A operação analisada pelos pesquisadores expõe uma evolução agressiva das táticas empregadas pela célula conhecida como Famous Chollima, ligada ao Grupo Lazarus. O foco é o setor de tecnologia, especialmente empresas com forte presença em desenvolvimento de software, fintechs, criptoativos e plataformas de trading. Para atacar, os agentes usam uma estratégia aparentemente simples, mas extremamente eficaz, um falso processo de recrutamento com etapas de “testes práticos”, “avaliação técnica” e “validação de perfil profissional”.

Nesse golpe, o principal operador identificado atende pelos codinomes “Aaron” ou “Blaze”, supostamente um recrutador atuando para empresas de tecnologia internacionais. Utilizando perfis falsos em plataformas de vagas, ele aborda profissionais qualificados oferecendo vagas remotas atrativas, com bom salário e benefícios. Após despertar o interesse das vítimas, os agentes iniciam a coleta estruturada de dados, exigindo documentos, fotos, comprovantes e, por fim, solicitando a instalação de aplicações que supostamente auxiliariam no processo de onboarding.

O esquema, roubo de identidade vs. implantação de malware

Diferentemente dos ataques tradicionais do Lazarus, conhecidos por implantar malware financeiro, backdoors avançados ou ransomware, a operação atual prioriza roubo de identidade e controle persistente da máquina real do candidato. O objetivo é obter acesso ao laptop da vítima para operá-lo remotamente como se fosse um funcionário legítimo.

Essas máquinas sequestradas passam a funcionar como estações de trabalho 24/7, classificadas pelos operadores como “laptop farms”, onde diversos computadores reais são usados simultaneamente para acessar sistemas corporativos, abrir contas em exchanges, realizar verificações KYC e executar transações de alto valor sem levantar alertas iniciais.

Outro elemento crítico da operação é o reinvestimento dos supostos salários.
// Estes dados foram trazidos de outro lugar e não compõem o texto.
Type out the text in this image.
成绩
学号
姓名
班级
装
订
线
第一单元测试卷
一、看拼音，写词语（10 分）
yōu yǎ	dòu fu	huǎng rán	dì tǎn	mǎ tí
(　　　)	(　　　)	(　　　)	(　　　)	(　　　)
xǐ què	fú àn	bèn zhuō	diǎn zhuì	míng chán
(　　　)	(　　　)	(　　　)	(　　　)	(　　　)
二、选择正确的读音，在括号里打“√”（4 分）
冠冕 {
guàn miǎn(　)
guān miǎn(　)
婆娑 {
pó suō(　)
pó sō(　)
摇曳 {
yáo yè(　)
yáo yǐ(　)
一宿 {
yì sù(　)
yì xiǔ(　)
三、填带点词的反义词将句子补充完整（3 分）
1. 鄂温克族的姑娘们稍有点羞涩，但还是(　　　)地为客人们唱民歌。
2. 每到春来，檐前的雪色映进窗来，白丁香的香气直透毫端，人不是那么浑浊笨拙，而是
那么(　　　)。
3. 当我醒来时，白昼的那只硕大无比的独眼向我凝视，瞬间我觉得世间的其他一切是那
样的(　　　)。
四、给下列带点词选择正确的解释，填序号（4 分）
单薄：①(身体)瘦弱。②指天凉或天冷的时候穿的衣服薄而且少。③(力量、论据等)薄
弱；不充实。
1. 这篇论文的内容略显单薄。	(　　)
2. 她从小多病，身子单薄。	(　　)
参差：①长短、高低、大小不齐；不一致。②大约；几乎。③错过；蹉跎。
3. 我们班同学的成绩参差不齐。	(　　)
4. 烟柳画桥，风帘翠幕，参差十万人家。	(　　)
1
Os agentes afirmam que parte da remuneração deve ser “devolvida” em forma de investimento em ferramentas e licenças sugeridas por eles, ampliando o controle sobre o endpoint e reduzindo a resistência do usuário.

A armadilha, como os pesquisadores capturaram a ação ao vivo

A descoberta se tornou possível porque pesquisadores da BCA, NorthScan e ANY.RUN conseguiram registrar toda a interação ao vivo em vídeo, dentro de uma sandbox da ANY.RUN. Os analistas simularam o interesse em uma vaga remota e seguiram todas as etapas exigidas pelo agente “Aaron”, instalando as ferramentas solicitadas em um ambiente controlado.

Quando os operadores do Lazarus acessaram o ambiente, acreditando tratar-se de um laptop real, os pesquisadores registraram tudo, desde a tentativa de login até a configuração de acesso remoto, VPN e automações de IA. Esse material inédito trouxe clareza ao funcionamento interno da operação e forneceu evidências do alto nível de organização e profissionalismo do grupo.

O kit de ferramentas do Famous Chollima

A operação identificada utiliza um conjunto fixo e bem estruturado de aplicações, todas facilmente adquiridas por qualquer usuário comum, o que dificulta a detecção por políticas tradicionais de segurança corporativa.

O primeiro item é o Google Remote Desktop, ferramenta utilizada para manter um acesso persistente e fácil de configurar. A escolha não é acidental, por ser uma solução legítima, amplamente utilizada em ambientes corporativos e domésticos, seu tráfego tende a não levantar suspeitas.

Para ocultar a origem do operador, o grupo utiliza a VPN Astrill, conhecida pela estabilidade e velocidade e frequentemente adotada por usuários que operam em regimes de censura ou restrições regionais. Com ela, os criminosos simulam acessos compatíveis com o país da vítima, evitando alertas de login geograficamente suspeitos.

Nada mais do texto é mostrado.